Honduras has faced numerous challenges to its democratic development and stability in the decade since this 2009 coup against then-President Manuel Zelaya including corruption, weak institutions, political party fragmentation, polarization, and conflict. IRI seeks to build the capacity of local civil society groups and champions of democracy within government to promote transparency, accountability, and participatory political processes.
For over a decade, Honduras has endured critical challenges to democracy. These challenges are only exacerbated by the country’s weak economy and consequences of its geography – including crime related to its position as a drug transit country and frequent effects of natural disasters.
Civil society organizations (CSOs) are critical partners in Honduras. IRI works to build the capacity of emerging and grassroots CSOs from across the country to work together to advocate for greater government transparency and accountability. Because they are best positioned to advocate for the needs of citizens to local government, these CSOs connect with citizens in their communities and, by working together, elevate citizen priorities to the national level.

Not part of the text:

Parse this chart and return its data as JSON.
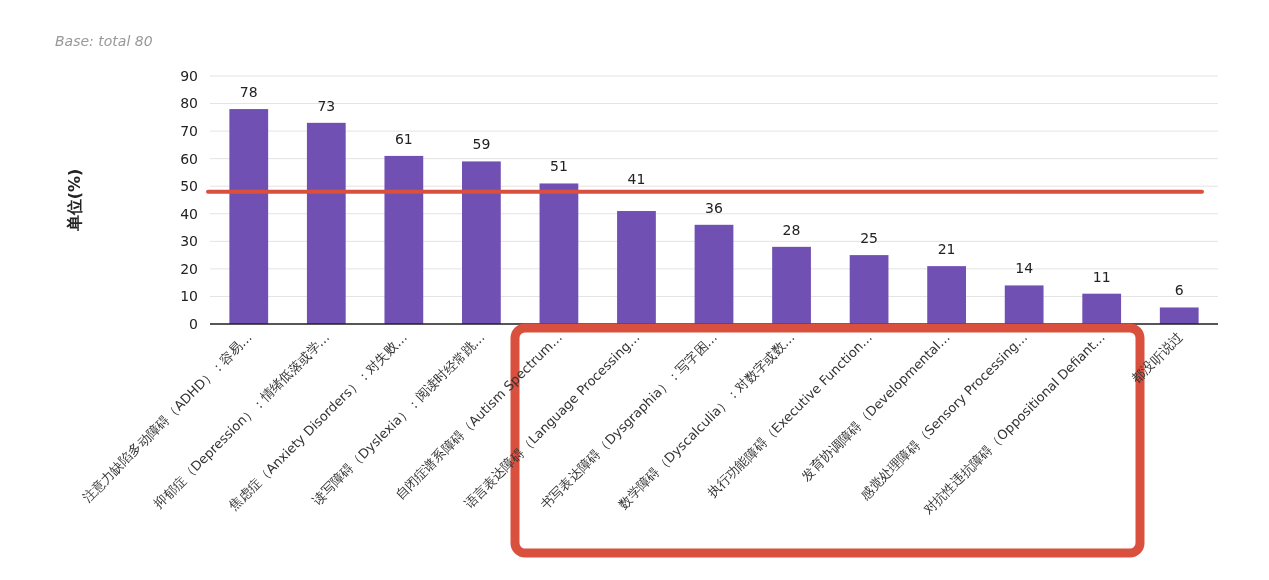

IRI works with municipal governments to improve citizen participation in planning processes—such as those for citizen security and violence prevention—including prioritizing political inclusion of marginalized populations like women, youth, and LGBTQI+ citizens. IRI supports local governments to engage citizens and the private sector for local economic development initiatives, such as establishing Municipal Offices of Local Economic Development. IRI’s programs have successfully improved two-way communications between citizens, civil society, and local government through work with Municipal Violence Prevention Councils to implement Deliberative Democracy principles.
As a result of IRI’s programs, the majority of municipal officials trained—including IRI’s partner municipality of Omoa, Honduras—continued to sustainably implement practices to increase transparency, accountability, and responsiveness of local violence prevention programs to citizen needs more than one year after the program ended. This includes annual surveys and other frequent data collection efforts to collect citizen inputs, use of design thinking as a problem-solving approach, and increased openness of the municipal governments to citizen inputs and increased interaction with citizens on a day-to-day basis.